Share repurchases have some characteristics which might may them more appealing for management and shareholders. Repurchases are flexible and do not have to be regular. They avoid tax penalties from cash distributions. And they can reduce potential share dilution events, like a surge in employee option conversions. Managers can also announce a share repurchase as a signal to the market that the stock is undervalued.
- Open Market – The most commonly used method, under this flexible method, open market share repurchases can occur at any time at market prices.
- Fixed Tender Offer – Used to quickly complete a repurchase, the company will offer a fixed price to shareholders with a set quantity of shares to be bought. If there is an excess of supply, the repurchases will be done on a pro-rata base.
- Dutch Auction – Instead of announcing a fixed price, the company will announce a range of prices that it is willing to pay for a set number of shares. Offers will be in the form of bids, and the lowest bids that fulfill the tender offer will be the shares repurchased. This method uncovers the minimum price at which the repurchase can occur at.
- Direct Negotiation – Given major shareholders, a company may directly negotiate with that shareholder to buy back shares.
Effects of Share Repurchases on EPS
A share repurchase financed with retained cash can lead to a decrease in shareholder’s equity and assets. This increases the leverage of the company.

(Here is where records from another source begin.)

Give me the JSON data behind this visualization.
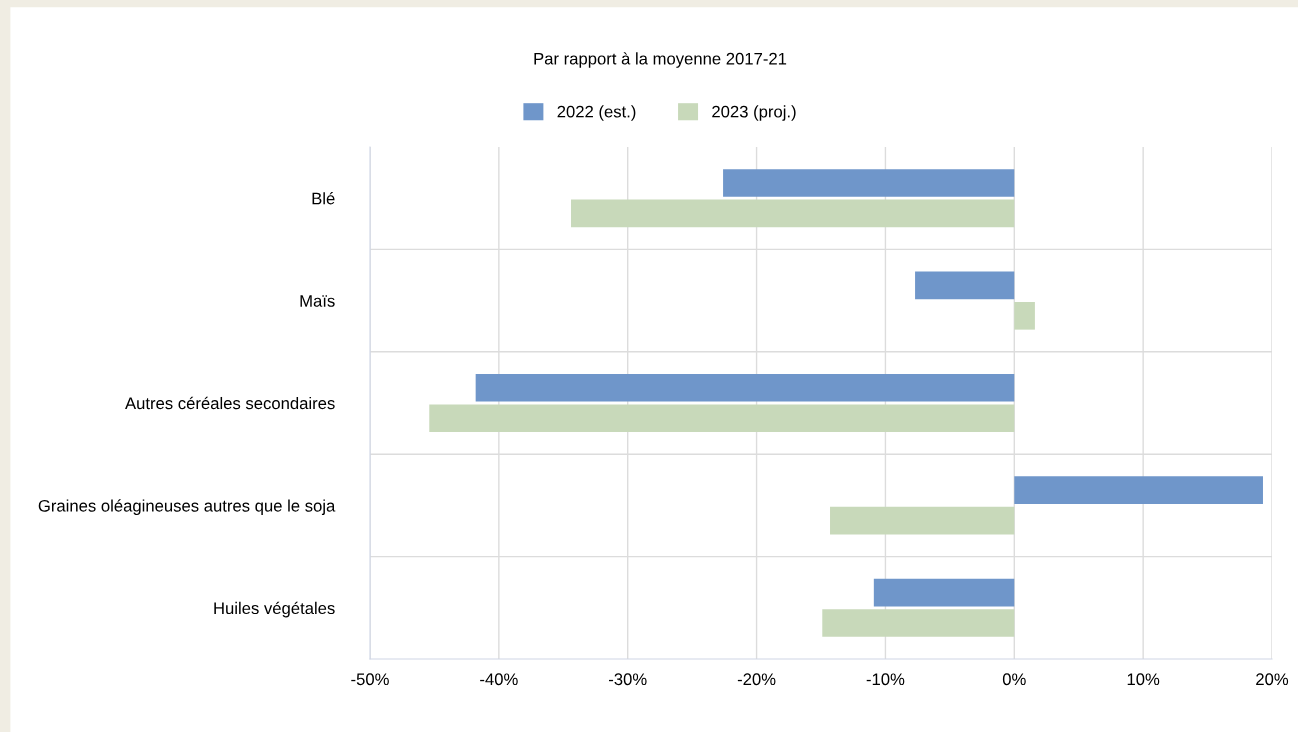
{
  "chart_data": {
    "type": "bar",
    "orientation": "horizontal",
    "title": "Par rapport à la moyenne 2017-21",
    "categories": [
      "Blé",
      "Maïs",
      "Autres céréales secondaires",
      "Graines oléagineuses autres que le soja",
      "Huiles végétales"
    ],
    "series": [
      {
        "name": "2022 (est.)",
        "color": "#6f96ca",
        "values": [
          -22.6,
          -7.7,
          -41.8,
          19.3,
          -10.9
        ]
      },
      {
        "name": "2023 (proj.)",
        "color": "#c8d9ba",
        "values": [
          -34.4,
          1.6,
          -45.4,
          -14.3,
          -14.9
        ]
      }
    ],
    "xlim": [
      -50,
      20
    ],
    "xticks": [
      {
        "value": -50,
        "label": "-50%"
      },
      {
        "value": -40,
        "label": "-40%"
      },
      {
        "value": -30,
        "label": "-30%"
      },
      {
        "value": -20,
        "label": "-20%"
      },
      {
        "value": -10,
        "label": "-10%"
      },
      {
        "value": 0,
        "label": "0%"
      },
      {
        "value": 10,
        "label": "10%"
      },
      {
        "value": 20,
        "label": "20%"
      }
    ],
    "grid": true,
    "legend": "top"
  }
}
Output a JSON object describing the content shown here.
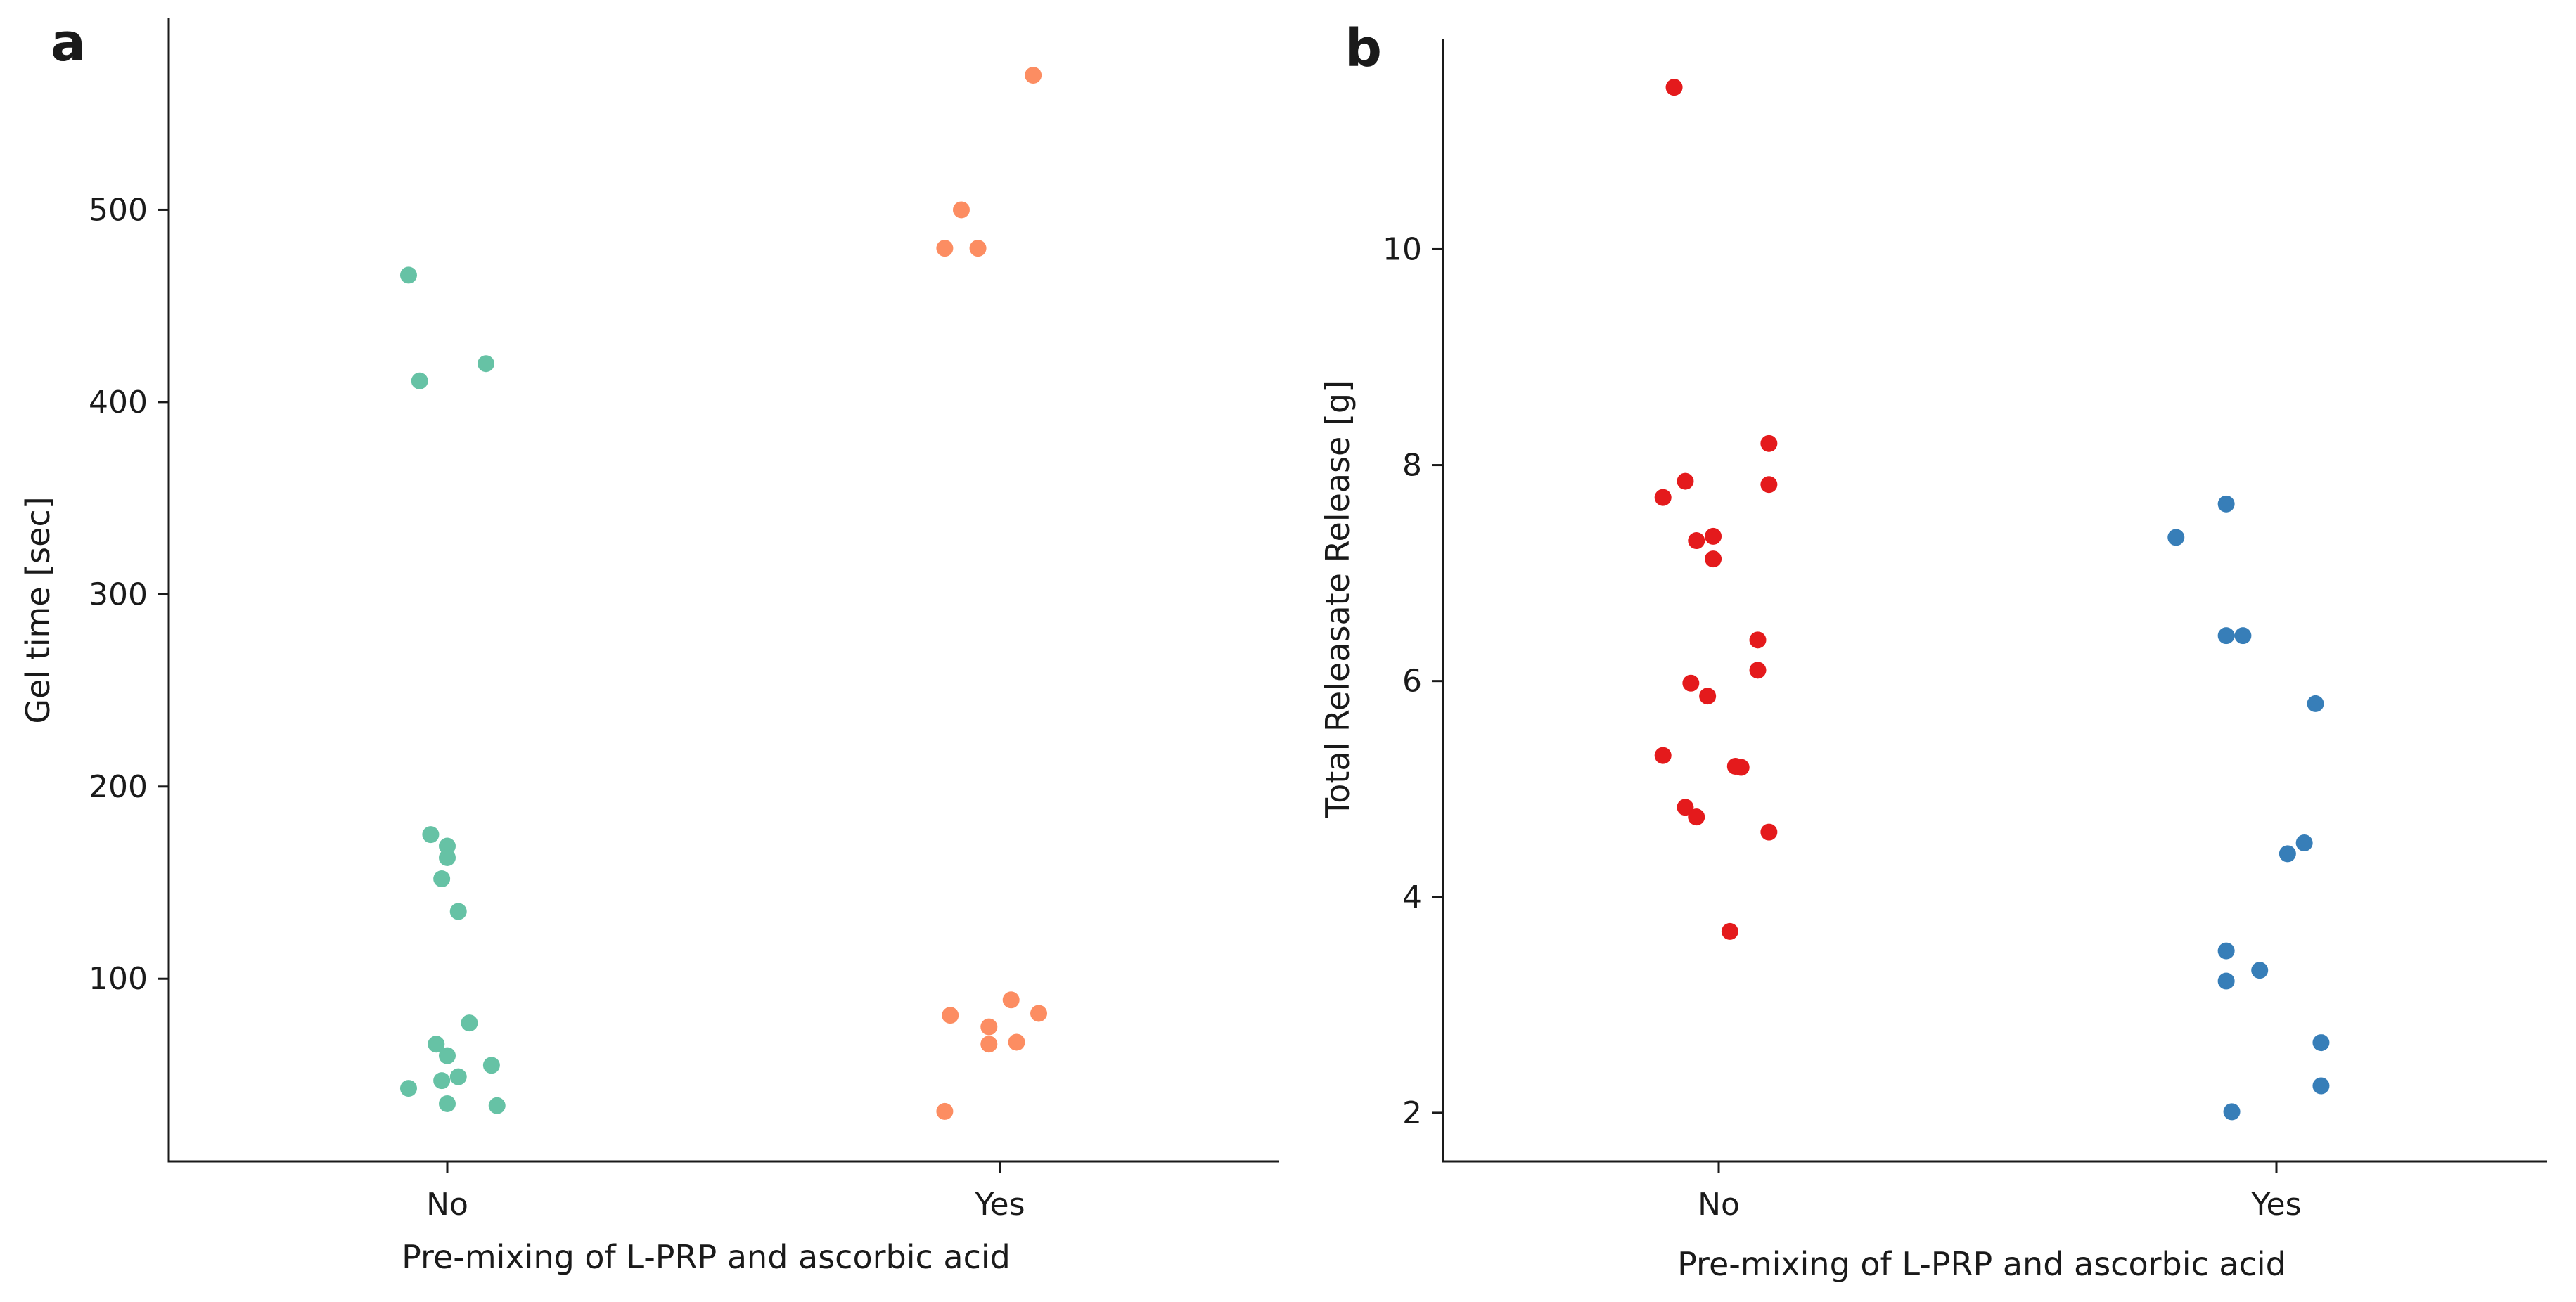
{
  "chart_data": [
    {
      "type": "scatter",
      "panel_label": "a",
      "xlabel": "Pre-mixing of L-PRP and ascorbic acid",
      "ylabel": "Gel time [sec]",
      "categories": [
        "No",
        "Yes"
      ],
      "ylim": [
        5,
        600
      ],
      "yticks": [
        100,
        200,
        300,
        400,
        500
      ],
      "series": [
        {
          "name": "No",
          "color": "#66c2a5",
          "points": [
            {
              "jitter": -0.07,
              "y": 466
            },
            {
              "jitter": -0.05,
              "y": 411
            },
            {
              "jitter": 0.07,
              "y": 420
            },
            {
              "jitter": -0.03,
              "y": 175
            },
            {
              "jitter": 0.0,
              "y": 169
            },
            {
              "jitter": 0.0,
              "y": 163
            },
            {
              "jitter": -0.01,
              "y": 152
            },
            {
              "jitter": 0.02,
              "y": 135
            },
            {
              "jitter": 0.04,
              "y": 77
            },
            {
              "jitter": -0.02,
              "y": 66
            },
            {
              "jitter": 0.0,
              "y": 60
            },
            {
              "jitter": 0.08,
              "y": 55
            },
            {
              "jitter": 0.02,
              "y": 49
            },
            {
              "jitter": -0.01,
              "y": 47
            },
            {
              "jitter": -0.07,
              "y": 43
            },
            {
              "jitter": 0.0,
              "y": 35
            },
            {
              "jitter": 0.09,
              "y": 34
            }
          ]
        },
        {
          "name": "Yes",
          "color": "#fc8d62",
          "points": [
            {
              "jitter": 0.06,
              "y": 570
            },
            {
              "jitter": -0.07,
              "y": 500
            },
            {
              "jitter": -0.1,
              "y": 480
            },
            {
              "jitter": -0.04,
              "y": 480
            },
            {
              "jitter": 0.02,
              "y": 89
            },
            {
              "jitter": 0.07,
              "y": 82
            },
            {
              "jitter": -0.09,
              "y": 81
            },
            {
              "jitter": -0.02,
              "y": 75
            },
            {
              "jitter": 0.03,
              "y": 67
            },
            {
              "jitter": -0.02,
              "y": 66
            },
            {
              "jitter": -0.1,
              "y": 31
            }
          ]
        }
      ]
    },
    {
      "type": "scatter",
      "panel_label": "b",
      "xlabel": "Pre-mixing of L-PRP and ascorbic acid",
      "ylabel": "Total Releasate Release [g]",
      "categories": [
        "No",
        "Yes"
      ],
      "ylim": [
        1.55,
        11.95
      ],
      "yticks": [
        2,
        4,
        6,
        8,
        10
      ],
      "series": [
        {
          "name": "No",
          "color": "#e41a1c",
          "points": [
            {
              "jitter": -0.08,
              "y": 11.5
            },
            {
              "jitter": 0.09,
              "y": 8.2
            },
            {
              "jitter": -0.06,
              "y": 7.85
            },
            {
              "jitter": 0.09,
              "y": 7.82
            },
            {
              "jitter": -0.1,
              "y": 7.7
            },
            {
              "jitter": -0.01,
              "y": 7.34
            },
            {
              "jitter": -0.04,
              "y": 7.3
            },
            {
              "jitter": -0.01,
              "y": 7.13
            },
            {
              "jitter": 0.07,
              "y": 6.38
            },
            {
              "jitter": 0.07,
              "y": 6.1
            },
            {
              "jitter": -0.05,
              "y": 5.98
            },
            {
              "jitter": -0.02,
              "y": 5.86
            },
            {
              "jitter": -0.1,
              "y": 5.31
            },
            {
              "jitter": 0.03,
              "y": 5.21
            },
            {
              "jitter": 0.04,
              "y": 5.2
            },
            {
              "jitter": -0.06,
              "y": 4.83
            },
            {
              "jitter": -0.04,
              "y": 4.74
            },
            {
              "jitter": 0.09,
              "y": 4.6
            },
            {
              "jitter": 0.02,
              "y": 3.68
            }
          ]
        },
        {
          "name": "Yes",
          "color": "#377eb8",
          "points": [
            {
              "jitter": -0.09,
              "y": 7.64
            },
            {
              "jitter": -0.18,
              "y": 7.33
            },
            {
              "jitter": -0.09,
              "y": 6.42
            },
            {
              "jitter": -0.06,
              "y": 6.42
            },
            {
              "jitter": 0.07,
              "y": 5.79
            },
            {
              "jitter": 0.05,
              "y": 4.5
            },
            {
              "jitter": 0.02,
              "y": 4.4
            },
            {
              "jitter": -0.09,
              "y": 3.5
            },
            {
              "jitter": -0.03,
              "y": 3.32
            },
            {
              "jitter": -0.09,
              "y": 3.22
            },
            {
              "jitter": 0.08,
              "y": 2.65
            },
            {
              "jitter": 0.08,
              "y": 2.25
            },
            {
              "jitter": -0.08,
              "y": 2.01
            }
          ]
        }
      ]
    }
  ]
}
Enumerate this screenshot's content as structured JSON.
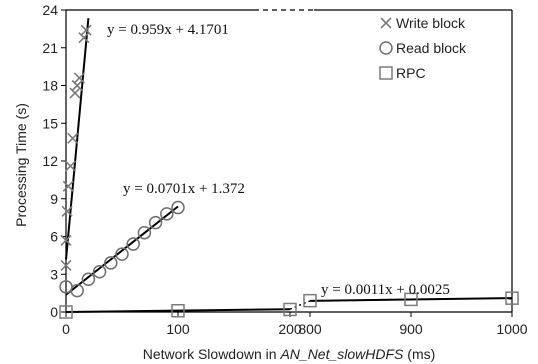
{
  "chart_data": {
    "type": "scatter",
    "xlabel_prefix": "Network Slowdown in ",
    "xlabel_italic": "AN_Net_slowHDFS",
    "xlabel_suffix": " (ms)",
    "ylabel": "Processing Time (s)",
    "ylim": [
      0,
      24
    ],
    "yticks": [
      0,
      3,
      6,
      9,
      12,
      15,
      18,
      21,
      24
    ],
    "x_segments": [
      {
        "range": [
          0,
          200
        ],
        "ticks": [
          0,
          100,
          200
        ]
      },
      {
        "range": [
          800,
          1000
        ],
        "ticks": [
          800,
          900,
          1000
        ]
      }
    ],
    "legend_position": "top-right",
    "series": [
      {
        "name": "Write block",
        "marker": "x",
        "points": [
          {
            "x": 0,
            "y": 3.7
          },
          {
            "x": 0,
            "y": 5.7
          },
          {
            "x": 1,
            "y": 8.0
          },
          {
            "x": 2,
            "y": 10.0
          },
          {
            "x": 4,
            "y": 11.6
          },
          {
            "x": 6,
            "y": 13.8
          },
          {
            "x": 8,
            "y": 17.4
          },
          {
            "x": 10,
            "y": 18.0
          },
          {
            "x": 12,
            "y": 18.6
          },
          {
            "x": 16,
            "y": 21.8
          },
          {
            "x": 18,
            "y": 22.4
          }
        ]
      },
      {
        "name": "Read block",
        "marker": "circle",
        "points": [
          {
            "x": 0,
            "y": 2.0
          },
          {
            "x": 10,
            "y": 1.7
          },
          {
            "x": 20,
            "y": 2.6
          },
          {
            "x": 30,
            "y": 3.2
          },
          {
            "x": 40,
            "y": 3.9
          },
          {
            "x": 50,
            "y": 4.6
          },
          {
            "x": 60,
            "y": 5.4
          },
          {
            "x": 70,
            "y": 6.3
          },
          {
            "x": 80,
            "y": 7.1
          },
          {
            "x": 90,
            "y": 7.8
          },
          {
            "x": 100,
            "y": 8.3
          }
        ]
      },
      {
        "name": "RPC",
        "marker": "square",
        "points": [
          {
            "x": 0,
            "y": 0.0
          },
          {
            "x": 100,
            "y": 0.1
          },
          {
            "x": 200,
            "y": 0.2
          },
          {
            "x": 800,
            "y": 0.9
          },
          {
            "x": 900,
            "y": 1.0
          },
          {
            "x": 1000,
            "y": 1.1
          }
        ]
      }
    ],
    "trendlines": [
      {
        "series": "Write block",
        "slope": 0.959,
        "intercept": 4.1701,
        "x_from": 0,
        "x_to": 20,
        "label": "y = 0.959x + 4.1701"
      },
      {
        "series": "Read block",
        "slope": 0.0701,
        "intercept": 1.372,
        "x_from": 0,
        "x_to": 100,
        "label": "y = 0.0701x + 1.372"
      },
      {
        "series": "RPC",
        "slope": 0.0011,
        "intercept": 0.0025,
        "x_from": 0,
        "x_to": 1000,
        "label": "y = 0.0011x + 0.0025"
      }
    ],
    "colors": {
      "write": "#7a7a7a",
      "read": "#6e6e6e",
      "rpc": "#7a7a7a",
      "line": "#000000"
    }
  }
}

If it is done with retained cash and net income is relatively stable over the repurchase period, earnings per share should increase, as net income is divided by fewer shares.
If the repurchase is done by financing the cash needed, the effect on EPS is dependent on the cost of financing. A high cost of financing can lead to no change, or even a decrease in the EPS.
- EPS after buy back = (Earnings – After tax cost of funds)/Remaining shares
- After tax cost of funds = Financing amount x Cost of financing
Effects of Share Repurchases on Book Value
When the market price is greater than book value per share, a share repurchase will decrease book value per share further. If market prices are less the BVPS, BVPS will increase after a repurchase.
- BVPS after buy back = (Book value – Cash spent on repurchase)/Remaining shares
Equivalence of Cash Dividends and Share Repurchases
All else equal, a share repurchase should have the same effect on shareholder’s wealth than a cash dividend using the same amount.